God encounters each of us so personally. He doesn’t ration his love toward us based on how far up we might be on the pain scale. He doesn’t say, “Well, you aren’t suffering as bad as he is, so I’m not going to take much notice.” He doesn’t even say, “This suffering is so temporary. I’m just about to step in and blow it all away. So it doesn’t really matter.” It always matters. God always cares. That’s what love does. When Jesus heard the news that his friend Lazarus had died, he wept, even though he knew perfectly well that in a few days, he was going to make Lazarus better than new, and everybody in grief would be able to rejoice again.

God’s perspective is about love, not comparison. And love is like fire — it starts small, and spreads everywhere it can. Surprisingly, when we learn to accept our own suffering, neither exaggerating it or dismissing it, we’ll become more compassionate towards our suffering brothers and sisters, too.

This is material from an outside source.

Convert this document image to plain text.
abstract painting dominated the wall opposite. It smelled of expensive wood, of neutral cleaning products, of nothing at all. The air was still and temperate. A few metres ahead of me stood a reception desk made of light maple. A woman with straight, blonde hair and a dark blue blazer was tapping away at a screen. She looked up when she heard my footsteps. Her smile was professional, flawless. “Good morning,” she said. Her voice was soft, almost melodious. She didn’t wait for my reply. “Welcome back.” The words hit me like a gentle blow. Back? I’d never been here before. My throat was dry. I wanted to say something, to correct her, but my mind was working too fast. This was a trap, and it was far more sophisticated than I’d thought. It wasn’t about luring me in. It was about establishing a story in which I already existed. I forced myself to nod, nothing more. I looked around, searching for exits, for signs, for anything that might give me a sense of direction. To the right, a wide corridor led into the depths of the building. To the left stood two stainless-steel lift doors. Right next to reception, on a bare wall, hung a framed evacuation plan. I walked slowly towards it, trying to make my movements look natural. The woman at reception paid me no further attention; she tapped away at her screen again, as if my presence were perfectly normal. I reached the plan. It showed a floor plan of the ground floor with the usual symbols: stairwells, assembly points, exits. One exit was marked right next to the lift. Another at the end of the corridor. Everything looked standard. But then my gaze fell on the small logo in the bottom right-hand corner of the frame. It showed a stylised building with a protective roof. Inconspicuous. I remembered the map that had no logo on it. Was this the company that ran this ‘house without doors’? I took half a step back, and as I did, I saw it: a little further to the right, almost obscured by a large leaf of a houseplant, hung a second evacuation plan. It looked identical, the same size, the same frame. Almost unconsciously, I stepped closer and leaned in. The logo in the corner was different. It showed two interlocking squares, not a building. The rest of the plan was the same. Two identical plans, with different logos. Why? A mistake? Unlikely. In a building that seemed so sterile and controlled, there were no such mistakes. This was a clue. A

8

We all know that, tempting as it is, it doesn’t do any good to compare yourself to other people’s virtues. The mother whose house is so much cleaner than yours, the man who is so much more confident, the friend who is so much smarter — they have their virtues, and we have ours. We know we should try to keep that kind of comparison from making us think less of ourselves. Let’s learn not to compare our sufferings either, for the same reason. All suffering matters, and every suffering, no matter how small, can be joined with the value of Christ’s own suffering, to heal the world.